Fix SR breakage due to allowing fixpoints on non-rec values

We limit fixpoints to Finite inductive types, so that BiFinite
inductives (non-recursive records) are excluded from fixpoint
construction. This is a regression in the sense that e.g. fixpoints
on unit records were allowed before.

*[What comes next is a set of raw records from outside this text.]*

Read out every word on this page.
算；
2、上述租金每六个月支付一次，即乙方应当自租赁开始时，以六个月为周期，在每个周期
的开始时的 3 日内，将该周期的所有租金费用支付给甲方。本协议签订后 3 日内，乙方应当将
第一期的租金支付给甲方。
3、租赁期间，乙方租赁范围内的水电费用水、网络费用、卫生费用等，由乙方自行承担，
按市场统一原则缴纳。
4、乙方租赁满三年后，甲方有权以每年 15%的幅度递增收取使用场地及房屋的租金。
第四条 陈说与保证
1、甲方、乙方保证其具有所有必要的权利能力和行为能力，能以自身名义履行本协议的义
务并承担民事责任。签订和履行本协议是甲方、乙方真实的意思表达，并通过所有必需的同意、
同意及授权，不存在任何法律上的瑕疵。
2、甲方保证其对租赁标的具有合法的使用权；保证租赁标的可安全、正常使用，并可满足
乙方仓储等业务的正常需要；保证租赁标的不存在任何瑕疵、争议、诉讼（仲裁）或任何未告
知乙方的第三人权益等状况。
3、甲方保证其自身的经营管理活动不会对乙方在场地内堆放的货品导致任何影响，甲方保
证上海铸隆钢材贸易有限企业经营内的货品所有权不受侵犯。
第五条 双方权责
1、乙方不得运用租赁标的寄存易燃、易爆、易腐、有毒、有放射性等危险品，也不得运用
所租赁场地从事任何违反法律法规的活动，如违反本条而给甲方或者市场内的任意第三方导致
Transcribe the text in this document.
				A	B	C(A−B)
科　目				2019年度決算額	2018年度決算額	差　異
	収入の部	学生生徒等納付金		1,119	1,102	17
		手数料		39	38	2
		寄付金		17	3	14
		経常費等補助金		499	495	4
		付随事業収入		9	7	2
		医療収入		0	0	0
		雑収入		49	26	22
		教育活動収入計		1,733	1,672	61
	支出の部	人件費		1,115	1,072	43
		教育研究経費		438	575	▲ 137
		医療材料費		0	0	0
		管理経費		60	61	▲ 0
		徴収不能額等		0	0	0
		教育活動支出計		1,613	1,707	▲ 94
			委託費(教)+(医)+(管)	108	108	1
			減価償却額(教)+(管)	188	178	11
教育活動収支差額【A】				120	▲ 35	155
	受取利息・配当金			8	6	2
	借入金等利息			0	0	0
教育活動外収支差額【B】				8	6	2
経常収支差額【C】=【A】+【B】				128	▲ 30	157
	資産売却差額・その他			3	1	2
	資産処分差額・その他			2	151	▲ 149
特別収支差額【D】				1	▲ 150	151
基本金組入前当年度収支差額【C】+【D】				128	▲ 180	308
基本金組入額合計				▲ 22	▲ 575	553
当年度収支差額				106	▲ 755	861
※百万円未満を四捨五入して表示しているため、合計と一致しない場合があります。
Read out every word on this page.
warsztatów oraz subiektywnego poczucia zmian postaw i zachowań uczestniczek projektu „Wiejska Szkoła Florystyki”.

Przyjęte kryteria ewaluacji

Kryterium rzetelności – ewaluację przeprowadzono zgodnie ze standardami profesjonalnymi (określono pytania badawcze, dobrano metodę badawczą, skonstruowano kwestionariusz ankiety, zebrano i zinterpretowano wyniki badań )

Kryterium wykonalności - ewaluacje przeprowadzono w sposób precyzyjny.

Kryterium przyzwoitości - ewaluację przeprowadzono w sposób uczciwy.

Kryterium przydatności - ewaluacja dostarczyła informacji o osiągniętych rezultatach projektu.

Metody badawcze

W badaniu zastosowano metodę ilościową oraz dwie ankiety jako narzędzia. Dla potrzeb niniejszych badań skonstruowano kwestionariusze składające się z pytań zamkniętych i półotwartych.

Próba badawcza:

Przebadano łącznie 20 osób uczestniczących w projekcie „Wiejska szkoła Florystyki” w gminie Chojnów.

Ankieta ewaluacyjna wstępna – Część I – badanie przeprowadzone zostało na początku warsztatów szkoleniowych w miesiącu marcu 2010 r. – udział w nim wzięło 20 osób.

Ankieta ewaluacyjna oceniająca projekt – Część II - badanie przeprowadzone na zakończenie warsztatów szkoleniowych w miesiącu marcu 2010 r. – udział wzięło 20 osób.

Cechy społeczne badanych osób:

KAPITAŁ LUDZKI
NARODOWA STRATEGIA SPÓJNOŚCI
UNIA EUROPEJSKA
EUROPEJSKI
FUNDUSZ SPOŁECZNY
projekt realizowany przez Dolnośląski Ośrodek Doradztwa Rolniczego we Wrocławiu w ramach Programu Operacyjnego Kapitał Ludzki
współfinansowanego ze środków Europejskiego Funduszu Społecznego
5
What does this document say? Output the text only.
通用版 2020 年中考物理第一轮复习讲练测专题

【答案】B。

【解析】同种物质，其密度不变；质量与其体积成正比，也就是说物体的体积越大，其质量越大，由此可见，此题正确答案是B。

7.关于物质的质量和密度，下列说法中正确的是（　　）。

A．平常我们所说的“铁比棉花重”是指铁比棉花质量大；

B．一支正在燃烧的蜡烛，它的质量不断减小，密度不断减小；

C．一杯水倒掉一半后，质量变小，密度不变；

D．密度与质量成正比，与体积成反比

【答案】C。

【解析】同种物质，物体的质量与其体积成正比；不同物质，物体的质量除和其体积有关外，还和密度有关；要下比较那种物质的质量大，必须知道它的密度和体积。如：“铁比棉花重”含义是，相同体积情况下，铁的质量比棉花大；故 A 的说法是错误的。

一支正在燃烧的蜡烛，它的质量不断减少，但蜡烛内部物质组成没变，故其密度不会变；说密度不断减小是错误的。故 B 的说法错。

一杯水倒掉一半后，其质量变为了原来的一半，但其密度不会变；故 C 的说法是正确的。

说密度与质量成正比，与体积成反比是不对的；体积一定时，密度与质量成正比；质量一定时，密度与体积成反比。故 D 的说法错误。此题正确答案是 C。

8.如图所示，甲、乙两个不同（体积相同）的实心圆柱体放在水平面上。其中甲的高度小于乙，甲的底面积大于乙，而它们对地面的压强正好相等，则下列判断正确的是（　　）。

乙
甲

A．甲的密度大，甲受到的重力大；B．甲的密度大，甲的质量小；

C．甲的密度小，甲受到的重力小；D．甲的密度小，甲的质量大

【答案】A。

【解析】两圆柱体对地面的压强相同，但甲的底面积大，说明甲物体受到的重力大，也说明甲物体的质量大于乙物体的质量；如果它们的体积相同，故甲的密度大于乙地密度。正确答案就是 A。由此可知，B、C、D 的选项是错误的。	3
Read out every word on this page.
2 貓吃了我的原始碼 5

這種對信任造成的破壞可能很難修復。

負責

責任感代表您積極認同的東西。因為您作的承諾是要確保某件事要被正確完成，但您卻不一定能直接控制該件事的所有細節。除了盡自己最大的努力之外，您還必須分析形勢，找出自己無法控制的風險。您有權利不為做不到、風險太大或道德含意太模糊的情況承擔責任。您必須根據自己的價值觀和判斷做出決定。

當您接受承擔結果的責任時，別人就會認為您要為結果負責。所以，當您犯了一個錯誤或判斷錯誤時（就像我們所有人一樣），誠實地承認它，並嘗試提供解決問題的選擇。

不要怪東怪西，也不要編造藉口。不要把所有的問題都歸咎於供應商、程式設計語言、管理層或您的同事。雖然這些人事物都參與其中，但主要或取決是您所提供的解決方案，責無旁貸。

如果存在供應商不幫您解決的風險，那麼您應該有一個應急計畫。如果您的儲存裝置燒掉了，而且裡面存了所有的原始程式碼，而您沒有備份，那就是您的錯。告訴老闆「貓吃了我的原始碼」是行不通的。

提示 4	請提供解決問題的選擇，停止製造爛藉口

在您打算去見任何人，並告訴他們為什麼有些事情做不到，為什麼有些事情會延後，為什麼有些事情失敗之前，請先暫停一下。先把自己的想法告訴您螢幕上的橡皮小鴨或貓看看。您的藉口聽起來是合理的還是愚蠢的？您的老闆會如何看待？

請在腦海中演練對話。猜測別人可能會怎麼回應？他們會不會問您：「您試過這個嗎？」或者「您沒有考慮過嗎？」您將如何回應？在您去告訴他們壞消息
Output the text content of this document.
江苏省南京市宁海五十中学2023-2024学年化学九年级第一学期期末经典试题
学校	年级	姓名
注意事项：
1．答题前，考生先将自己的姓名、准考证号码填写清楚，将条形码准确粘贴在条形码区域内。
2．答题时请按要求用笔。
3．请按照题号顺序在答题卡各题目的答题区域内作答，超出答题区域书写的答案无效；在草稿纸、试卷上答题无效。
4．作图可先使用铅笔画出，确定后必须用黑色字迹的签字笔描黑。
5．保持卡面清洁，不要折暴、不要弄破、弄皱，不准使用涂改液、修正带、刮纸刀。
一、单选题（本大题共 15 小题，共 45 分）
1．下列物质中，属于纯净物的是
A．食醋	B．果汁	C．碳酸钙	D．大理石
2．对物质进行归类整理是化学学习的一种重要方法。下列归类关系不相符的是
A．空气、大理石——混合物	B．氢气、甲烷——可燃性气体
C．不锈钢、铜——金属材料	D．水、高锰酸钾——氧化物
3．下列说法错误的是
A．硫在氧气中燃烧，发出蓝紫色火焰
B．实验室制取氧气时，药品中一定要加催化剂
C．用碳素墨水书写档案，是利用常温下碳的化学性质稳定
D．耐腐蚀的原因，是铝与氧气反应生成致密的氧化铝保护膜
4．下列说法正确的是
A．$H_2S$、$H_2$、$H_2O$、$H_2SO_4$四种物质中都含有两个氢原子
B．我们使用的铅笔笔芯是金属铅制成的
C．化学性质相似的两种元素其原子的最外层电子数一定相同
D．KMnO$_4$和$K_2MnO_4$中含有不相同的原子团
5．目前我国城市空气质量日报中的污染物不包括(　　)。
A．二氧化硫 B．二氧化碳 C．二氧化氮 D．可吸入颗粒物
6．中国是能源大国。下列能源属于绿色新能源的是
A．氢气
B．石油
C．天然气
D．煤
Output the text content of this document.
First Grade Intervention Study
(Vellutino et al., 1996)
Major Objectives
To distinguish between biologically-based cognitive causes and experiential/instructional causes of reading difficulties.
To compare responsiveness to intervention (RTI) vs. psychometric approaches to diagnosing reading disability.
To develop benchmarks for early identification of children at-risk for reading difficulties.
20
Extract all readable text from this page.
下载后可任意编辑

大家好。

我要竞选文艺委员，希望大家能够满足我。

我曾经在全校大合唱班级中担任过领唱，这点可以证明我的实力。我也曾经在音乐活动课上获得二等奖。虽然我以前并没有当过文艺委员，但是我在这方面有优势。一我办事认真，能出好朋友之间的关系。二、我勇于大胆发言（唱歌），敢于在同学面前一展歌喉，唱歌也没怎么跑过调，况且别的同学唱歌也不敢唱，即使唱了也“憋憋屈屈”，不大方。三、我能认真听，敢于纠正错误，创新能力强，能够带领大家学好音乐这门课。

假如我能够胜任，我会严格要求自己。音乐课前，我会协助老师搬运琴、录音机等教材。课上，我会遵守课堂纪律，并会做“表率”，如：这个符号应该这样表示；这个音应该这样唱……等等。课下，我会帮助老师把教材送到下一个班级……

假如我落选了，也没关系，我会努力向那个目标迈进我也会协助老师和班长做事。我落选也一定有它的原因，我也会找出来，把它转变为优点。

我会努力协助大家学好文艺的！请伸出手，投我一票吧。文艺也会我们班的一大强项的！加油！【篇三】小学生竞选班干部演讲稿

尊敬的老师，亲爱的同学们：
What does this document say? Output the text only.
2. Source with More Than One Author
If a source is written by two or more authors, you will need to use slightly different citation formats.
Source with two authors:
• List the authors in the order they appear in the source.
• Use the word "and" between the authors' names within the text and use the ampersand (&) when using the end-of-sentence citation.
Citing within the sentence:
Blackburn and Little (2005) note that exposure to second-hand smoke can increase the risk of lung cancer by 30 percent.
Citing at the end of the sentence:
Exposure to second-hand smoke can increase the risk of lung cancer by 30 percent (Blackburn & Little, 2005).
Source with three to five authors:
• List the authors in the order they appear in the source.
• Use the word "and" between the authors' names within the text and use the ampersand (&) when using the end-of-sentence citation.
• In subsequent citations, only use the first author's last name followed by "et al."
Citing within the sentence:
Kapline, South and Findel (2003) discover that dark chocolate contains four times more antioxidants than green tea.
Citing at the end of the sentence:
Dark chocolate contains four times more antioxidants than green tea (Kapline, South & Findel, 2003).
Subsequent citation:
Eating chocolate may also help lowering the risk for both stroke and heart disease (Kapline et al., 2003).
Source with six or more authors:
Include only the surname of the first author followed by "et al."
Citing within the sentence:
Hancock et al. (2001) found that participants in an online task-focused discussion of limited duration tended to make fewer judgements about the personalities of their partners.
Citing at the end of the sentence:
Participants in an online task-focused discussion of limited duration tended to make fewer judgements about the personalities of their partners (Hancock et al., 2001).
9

Primitive records with
eta-conversion are included in the BiFinite types.

Fix deprecation

Fix error message, the inductive type needs to be recursive for fix to work

1 files changed, 70 insertions, 0 deletions

diff --git a/test-suite/failure/fixpointeta.v b/test-suite/failure/fixpointeta.v
new file mode 100644
index 000000000..9af719322
--- /dev/null
+++ b/test-suite/failure/fixpointeta.v
@@ -0,0 +1,70 @@
+
+Set Primitive Projections.
+
+Record R := C { p : nat }.
+(* R is defined
+p is defined *)
+
+Unset Primitive Projections.
+Record R' := C' { p' : nat }.
+
+
+
+Fail Definition f := fix f (x : R) : nat := p x.
+(** Not allowed to make fixpoint defs on (non-recursive) records
+  having eta *)
+
+Fail Definition f := fix f (x : R') : nat := p' x.
+(** Even without eta (R' is not primitive here), as long as they're
+  found to be BiFinite (non-recursive), we disallow it *)
+
+(*
+
+(* Subject reduction failure example, if we allowed fixpoints *)
+
+Set Primitive Projections.
+
+Record R := C { p : nat }.
+
+Definition f := fix f (x : R) : nat := p x.
+
+(* eta rule for R *)
+Definition Rtr (P : R -> Type) x (v : P (C (p x))) : P x
+ := v.
+
+Definition goal := forall x, f x = p x.
+
+(* when we compute the Rtr away typechecking will fail *)
+Definition thing : goal := fun x =>
+(Rtr (fun x => f x = p x) x (eq_refl _)).
+
+Definition thing' := Eval compute in thing.
+
+Fail Check (thing = thing').
+(*
+The command has indeed failed with message:
+The term "thing'" has type "forall x : R, (let (p) := x in p) = (let (p) := x in p)"
+while it is expected to have type "goal" (cannot unify "(let (p) := x in p) = (let (p) := x in p)"
+and "f x = p x").
+*)
+
+Definition thing_refl := eq_refl thing.
+
+Fail Definition thing_refl' := Eval compute in thing_refl.
+(*
+The command has indeed failed with message:
+Illegal application:
+The term "@eq_refl" of type "forall (A : Type) (x : A), x = x"
+cannot be applied to the terms
+ "forall x : R, (fix f (x0 : R) : nat := let (p) := x0 in p) x = (let (p) := x in p)" : "Prop"
+ "fun x : R => eq_refl" : "forall x : R, (let (p) := x in p) = (let (p) := x in p)"
+The 2nd term has type "forall x : R, (let (p) := x in p) = (let (p) := x in p)"
+which should be coercible to
+ "forall x : R, (fix f (x0 : R) : nat := let (p) := x0 in p) x = (let (p) := x in p)".
+ *)
+
+Definition more_refls : thing_refl = thing_refl.
+Proof.
+  compute. reflexivity.
+Fail Defined. Abort.
+ *)